Depois vieram vários em Berlim e eu estive em todos eles. Nesse de 2022, a expectativa era imensa. Ao chegar no terreno onde fica »Quasimodo« pertinho da Estação Bahnhof Zoo, outras e outros veteranos da cena brasileira em Berlim estavam com frio na barriga. Para a maioria alí presente, era o primeiro show em lugar fechado desde o início da pandemia e num momento de escassez do exercício da brasilidade em áridas terras prussianas.

Olhares, abraços, sorrisos e histórias sobre como superamos os dois anos de secura cultural e alegria de rever todas e todos e conhecer novas almas brasileiras com o mesmo anseio a ser alimentado naquela noite, naquele porão cultural.

O clima no local bem cheio, mas não lotado, era de celebração de encontros, amizades e muitas saudades; de tudo.

Com um vestido preto longo, Adriana entrou no palco e se posicionou em cima do tapete que dava um clima de sala de estar e sem o tradicional banquinho para quem toca violão. A primeira parte do show teve como protagonista as próprias músicas, sem muita conversa.

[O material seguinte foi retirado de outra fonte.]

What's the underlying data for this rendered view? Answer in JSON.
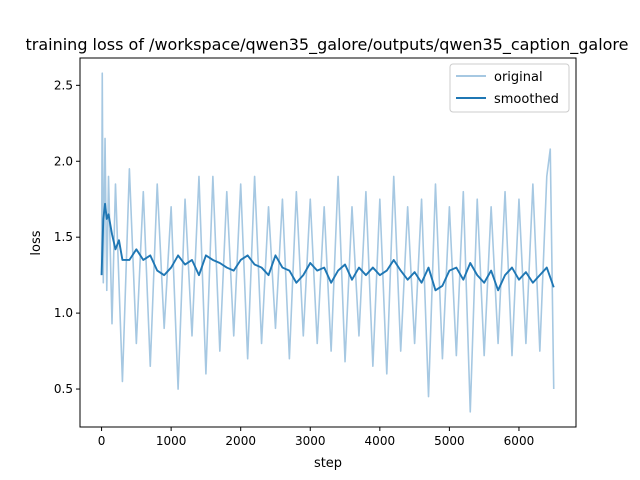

Na segunda, ela contou sobre o período ativo-über com inúmeras composições, a história da música sobre a morte do menino Miguel, no Recife e nela acirrada crítica social.

 

»2 de Junho«

No país negro e racista
No coração da América Latina
Na cidade do Recife
Terça-feira 2 de junho de dois mil e vinte
Vinte e nove graus Celsius
Céu claro
Sai pra trabalhar a empregada
Mesmo no meio da pandemia
E por isso ela leva pela mão
Miguel, cinco anos

 

De trás dos montes

A conexão de Adriana Calcanhotto com a língua portuguesa vai mais do que cultural, ela é visceral-literária.

Em vários momentos do show em Berlim, ela comentou sobre o tempo da pandemia e um dos desdobramentos de quando o mundo parou. Entre eles, o ficar impedida de lecionar »Composição« na Universidade de Coimbra.

Do seu mood workoholic-compulsivo no exercício de criar juntando à saudade, resutou a música »Corre munda«. Adriana faz a viagem contrária de Goncalves Dias em seu poema »Canção do Exílio«, escrito em 1843 e publicado em 1857 no livro »Primeiros Cantos«. Nele, Dias louva as belezas do Brasil e sua vontade em voltar ao país.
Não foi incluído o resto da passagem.